彼女に下された指令は、地球での周辺観察だ。動きがあればそれがすぐにプラントに伝わるようにするための伝令の役割でもある。

微妙な距離感を保ち続けるプラントとオーブの間で彼女がその双方の動きを監視することで、自体の本質を探り当てようというのが本来の目的だが、それにはまだ材料が足りない。

そこまでプラントがシンにこだわるのは、単にキラ・ヤマトに対立する目的だけではない。

アスランはまだ雲の中の疑惑に目を凝らす。そこにはやはり議会の重鎮たちの姿が見え隠れしている。

指導者を失ったプラントをの地位を高めようとする輩の思惑が、未だに明確なものとして伝わってこない。それでもいち早く行動を起こすしか今はできない。

 

ルナマリアを部屋から送り出したアスランは、イザークに彼女を送ってくれと頼み、そしてドアを閉めた。

息が苦しい、激しい喉の渇きを感じ、コップに水差しに入れた水をいっぱいに注ぐと一気に飲み干した。

この不安感の正体はなんだろうかと、アスランは自分の左手を右手で握り締めた。

うまく立ち回り、そして行動したつもりで、もしかすると罠に嵌ったのは自分のほうなのではないだろうか。

外の景色は穏やかだというのに、アスランの心はまるで嵐のようだった。

 

 

 

 妹の身に不安がないわけではなかったが、彼女にはヨウランたちがいるし、近いところにアーサーもいる、そしてディアッカが、あとは任せな、と信じていいどうか分からない自信たっぷりの励ましをくれた。

今は自分の出来ることをするしかないと分かっているからこそ、ルナマリアは命令通り地球の基地へと降りることにしたのだ。

 

 別れ際泣き出しそうな瞳をしていた妹を思うと胸が痛んだが、ルナマリアはシャトルに乗り込みプラントに別れを告げた。

 

 

 

 

 ルナマリアを地球へ送り出したその日、アスランへの疑いを晴らしたのか、議員の数名が急に気さく飲みに行こうと誘いを入れてきた。
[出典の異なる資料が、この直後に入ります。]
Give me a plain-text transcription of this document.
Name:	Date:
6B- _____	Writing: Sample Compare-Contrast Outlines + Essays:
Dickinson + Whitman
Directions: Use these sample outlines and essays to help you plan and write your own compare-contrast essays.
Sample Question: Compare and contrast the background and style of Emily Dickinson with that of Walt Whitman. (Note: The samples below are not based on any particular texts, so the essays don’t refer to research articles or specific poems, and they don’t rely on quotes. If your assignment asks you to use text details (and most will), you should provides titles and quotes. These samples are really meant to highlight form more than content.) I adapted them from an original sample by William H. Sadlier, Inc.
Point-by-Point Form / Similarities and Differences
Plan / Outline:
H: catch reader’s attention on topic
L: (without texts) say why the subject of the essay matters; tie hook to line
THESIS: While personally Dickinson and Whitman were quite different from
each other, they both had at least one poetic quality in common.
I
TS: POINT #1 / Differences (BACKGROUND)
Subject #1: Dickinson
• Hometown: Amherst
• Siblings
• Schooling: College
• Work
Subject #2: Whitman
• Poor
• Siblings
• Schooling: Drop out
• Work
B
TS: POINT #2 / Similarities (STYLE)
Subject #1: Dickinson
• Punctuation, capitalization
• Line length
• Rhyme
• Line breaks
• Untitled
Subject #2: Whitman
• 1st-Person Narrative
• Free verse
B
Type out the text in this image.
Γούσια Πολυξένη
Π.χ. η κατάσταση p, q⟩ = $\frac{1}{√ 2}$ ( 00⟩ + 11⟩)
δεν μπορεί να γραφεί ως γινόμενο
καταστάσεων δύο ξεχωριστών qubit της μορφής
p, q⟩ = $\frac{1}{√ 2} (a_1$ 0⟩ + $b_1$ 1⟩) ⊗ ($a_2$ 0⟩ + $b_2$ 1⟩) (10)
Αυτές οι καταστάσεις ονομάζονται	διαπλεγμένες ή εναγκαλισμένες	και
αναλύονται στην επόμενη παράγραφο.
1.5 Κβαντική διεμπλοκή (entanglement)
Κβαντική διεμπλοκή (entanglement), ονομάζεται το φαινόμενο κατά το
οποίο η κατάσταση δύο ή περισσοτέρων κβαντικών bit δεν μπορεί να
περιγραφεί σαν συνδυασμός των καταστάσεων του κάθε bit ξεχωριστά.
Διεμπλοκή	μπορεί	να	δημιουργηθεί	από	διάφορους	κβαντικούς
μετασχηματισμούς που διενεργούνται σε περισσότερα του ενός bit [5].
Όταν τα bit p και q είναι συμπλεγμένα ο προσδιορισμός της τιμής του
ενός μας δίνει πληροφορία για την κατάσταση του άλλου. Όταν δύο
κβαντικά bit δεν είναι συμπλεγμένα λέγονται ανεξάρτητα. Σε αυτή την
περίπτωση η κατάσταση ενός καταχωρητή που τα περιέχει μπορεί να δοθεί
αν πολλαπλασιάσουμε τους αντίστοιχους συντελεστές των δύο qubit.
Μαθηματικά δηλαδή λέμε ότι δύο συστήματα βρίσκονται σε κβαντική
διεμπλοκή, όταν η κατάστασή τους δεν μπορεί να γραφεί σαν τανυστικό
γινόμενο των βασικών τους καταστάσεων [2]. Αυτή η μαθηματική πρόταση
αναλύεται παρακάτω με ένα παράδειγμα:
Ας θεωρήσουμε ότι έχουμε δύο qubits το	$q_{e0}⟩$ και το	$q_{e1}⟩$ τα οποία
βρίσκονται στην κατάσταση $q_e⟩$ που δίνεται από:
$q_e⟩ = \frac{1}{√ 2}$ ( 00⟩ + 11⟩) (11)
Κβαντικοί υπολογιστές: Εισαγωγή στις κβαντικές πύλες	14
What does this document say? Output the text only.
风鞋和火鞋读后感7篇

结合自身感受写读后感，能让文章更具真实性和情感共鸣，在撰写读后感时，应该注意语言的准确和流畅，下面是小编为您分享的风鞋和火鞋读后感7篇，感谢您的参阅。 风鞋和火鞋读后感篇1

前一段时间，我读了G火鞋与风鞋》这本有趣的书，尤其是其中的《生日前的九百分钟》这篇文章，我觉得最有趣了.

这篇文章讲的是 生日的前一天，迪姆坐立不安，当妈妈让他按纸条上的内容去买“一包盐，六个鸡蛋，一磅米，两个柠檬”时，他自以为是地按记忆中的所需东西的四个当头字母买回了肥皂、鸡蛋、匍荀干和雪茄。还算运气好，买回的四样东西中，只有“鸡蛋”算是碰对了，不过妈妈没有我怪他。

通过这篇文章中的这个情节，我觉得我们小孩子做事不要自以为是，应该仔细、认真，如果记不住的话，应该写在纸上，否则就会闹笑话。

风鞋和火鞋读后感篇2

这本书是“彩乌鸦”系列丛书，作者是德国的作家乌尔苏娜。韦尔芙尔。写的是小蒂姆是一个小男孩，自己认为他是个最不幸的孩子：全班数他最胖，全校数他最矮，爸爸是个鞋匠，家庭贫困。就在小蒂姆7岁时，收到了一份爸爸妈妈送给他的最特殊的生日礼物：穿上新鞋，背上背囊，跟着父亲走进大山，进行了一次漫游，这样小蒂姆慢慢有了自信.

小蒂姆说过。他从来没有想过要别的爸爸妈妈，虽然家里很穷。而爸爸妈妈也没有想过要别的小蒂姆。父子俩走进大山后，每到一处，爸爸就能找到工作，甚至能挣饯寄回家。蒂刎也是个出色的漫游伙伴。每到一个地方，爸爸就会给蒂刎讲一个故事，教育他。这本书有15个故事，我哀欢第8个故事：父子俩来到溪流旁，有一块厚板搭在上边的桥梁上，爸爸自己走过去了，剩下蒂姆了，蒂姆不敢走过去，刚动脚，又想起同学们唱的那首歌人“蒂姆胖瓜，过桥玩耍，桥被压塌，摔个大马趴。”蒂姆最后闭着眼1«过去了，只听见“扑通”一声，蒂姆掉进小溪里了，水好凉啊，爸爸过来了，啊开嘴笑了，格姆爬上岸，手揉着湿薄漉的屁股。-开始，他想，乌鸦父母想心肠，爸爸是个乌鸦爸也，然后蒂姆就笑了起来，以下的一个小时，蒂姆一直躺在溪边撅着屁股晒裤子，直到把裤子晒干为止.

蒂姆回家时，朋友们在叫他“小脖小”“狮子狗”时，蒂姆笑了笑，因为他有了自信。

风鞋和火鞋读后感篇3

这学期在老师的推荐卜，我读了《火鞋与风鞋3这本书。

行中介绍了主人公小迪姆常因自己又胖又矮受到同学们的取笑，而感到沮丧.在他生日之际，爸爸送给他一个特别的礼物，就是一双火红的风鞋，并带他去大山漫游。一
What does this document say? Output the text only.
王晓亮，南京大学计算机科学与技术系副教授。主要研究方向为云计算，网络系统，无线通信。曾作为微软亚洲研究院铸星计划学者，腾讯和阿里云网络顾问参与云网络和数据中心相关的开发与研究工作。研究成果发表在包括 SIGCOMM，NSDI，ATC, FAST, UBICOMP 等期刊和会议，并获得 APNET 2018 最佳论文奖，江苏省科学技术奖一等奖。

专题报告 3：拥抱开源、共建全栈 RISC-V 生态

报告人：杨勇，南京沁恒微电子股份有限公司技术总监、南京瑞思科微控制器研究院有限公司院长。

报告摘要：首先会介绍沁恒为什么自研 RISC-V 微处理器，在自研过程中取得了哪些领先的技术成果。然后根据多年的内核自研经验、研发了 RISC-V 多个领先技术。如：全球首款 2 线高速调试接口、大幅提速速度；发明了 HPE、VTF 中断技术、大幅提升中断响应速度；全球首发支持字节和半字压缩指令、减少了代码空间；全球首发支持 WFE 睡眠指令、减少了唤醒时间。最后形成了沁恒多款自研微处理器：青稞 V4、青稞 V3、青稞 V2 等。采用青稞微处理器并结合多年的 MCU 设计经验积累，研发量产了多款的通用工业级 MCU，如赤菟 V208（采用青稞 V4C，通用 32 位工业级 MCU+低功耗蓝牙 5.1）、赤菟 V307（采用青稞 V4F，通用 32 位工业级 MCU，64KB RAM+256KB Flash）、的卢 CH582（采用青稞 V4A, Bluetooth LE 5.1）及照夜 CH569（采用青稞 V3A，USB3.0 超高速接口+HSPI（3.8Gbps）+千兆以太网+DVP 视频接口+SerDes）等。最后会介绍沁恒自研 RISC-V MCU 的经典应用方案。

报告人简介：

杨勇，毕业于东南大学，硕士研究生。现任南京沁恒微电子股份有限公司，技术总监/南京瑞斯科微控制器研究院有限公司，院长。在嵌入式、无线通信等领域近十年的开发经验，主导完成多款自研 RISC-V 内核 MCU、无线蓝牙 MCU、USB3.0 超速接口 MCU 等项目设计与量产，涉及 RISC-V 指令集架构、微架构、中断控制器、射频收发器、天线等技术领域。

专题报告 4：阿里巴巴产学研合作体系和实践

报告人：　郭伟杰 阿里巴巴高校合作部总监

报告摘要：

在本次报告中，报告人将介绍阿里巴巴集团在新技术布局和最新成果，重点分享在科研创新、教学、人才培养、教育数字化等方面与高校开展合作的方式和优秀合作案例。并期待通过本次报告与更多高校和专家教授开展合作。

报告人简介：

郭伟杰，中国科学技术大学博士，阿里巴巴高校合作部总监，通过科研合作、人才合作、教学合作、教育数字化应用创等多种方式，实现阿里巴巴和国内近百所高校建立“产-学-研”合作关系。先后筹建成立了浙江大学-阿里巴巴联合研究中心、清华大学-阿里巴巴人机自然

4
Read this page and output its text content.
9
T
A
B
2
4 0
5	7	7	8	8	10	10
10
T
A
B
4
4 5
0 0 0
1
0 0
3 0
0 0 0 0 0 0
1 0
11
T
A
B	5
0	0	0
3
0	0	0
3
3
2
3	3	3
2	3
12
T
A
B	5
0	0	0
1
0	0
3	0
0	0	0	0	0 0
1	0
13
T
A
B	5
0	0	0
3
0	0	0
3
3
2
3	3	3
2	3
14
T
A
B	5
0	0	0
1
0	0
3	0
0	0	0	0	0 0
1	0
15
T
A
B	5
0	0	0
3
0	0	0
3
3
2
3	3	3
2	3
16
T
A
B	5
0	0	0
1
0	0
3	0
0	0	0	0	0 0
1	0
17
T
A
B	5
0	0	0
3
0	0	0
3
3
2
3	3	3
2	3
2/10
断ることは出来ずアスランは彼らの夜の遊びに付き合うこととなる。

あまりいいとはいえない体調で黙って愛想笑いだけを浮かべアルコールを摂取するアスランは、もっともあいたくない人に出会った。

 

「おや・・愛しい部下とはなれたザラ殿の傷心パーティーか何かかなこれは?」

 

ノーマン・オドネルの光のない瞳が、アスランを見透かしたように見つめている。

 

「どうです一緒に。結構飲めるみたいですよザラ殿も」

「ご一緒させていただこうかな・・紹介したいものもいることだし」

「紹介?おや誰ですか?」

 

男たちがノーマンのほうを興味深げに見つめると、彼は豊かなひげを撫でながらバーの入り口に立つ人物に手招きをした。

 

アスランがグラスを落としたのは言うまでもない。

背筋を伸ばし、長い金髪を揺らして足音静かに歩いてくる人物、それはアスランのよく見知った人物だった。

 

「お久しぶりです、ザラ隊長・・」

 

「・・・・レイ!」

 

それは紛れもなくレイ・ザ・バレルだった。

声姿かたち、紛うことなきその出で立ち。それはアスランがこれから見つけ出そうとしていた彼その人だったのだ。

 

ノーマンはアスランの青ざめて驚いた様子に満足げな笑みを浮かべる

 

「如何かな、昔の部下に会った気分は」

 

レイは敬礼をしてそして少しだけ口角をゆがめて笑った。

音が何も聞こえなくなった。水浸しの床も、周りで会話を楽しむ議員たちの声も心の片隅にも入ってはこない。

それは嵐と嵐の間の不気味な静けさに似ていた。

 

「・・・レイ・・なのか・・?」

 

彼はマリンブルーの瞳をアスランにむけ、そして手を差し伸べた。握手を求めるそのレイの手は握り返すアスランの手に氷のような冷たさを伝えた。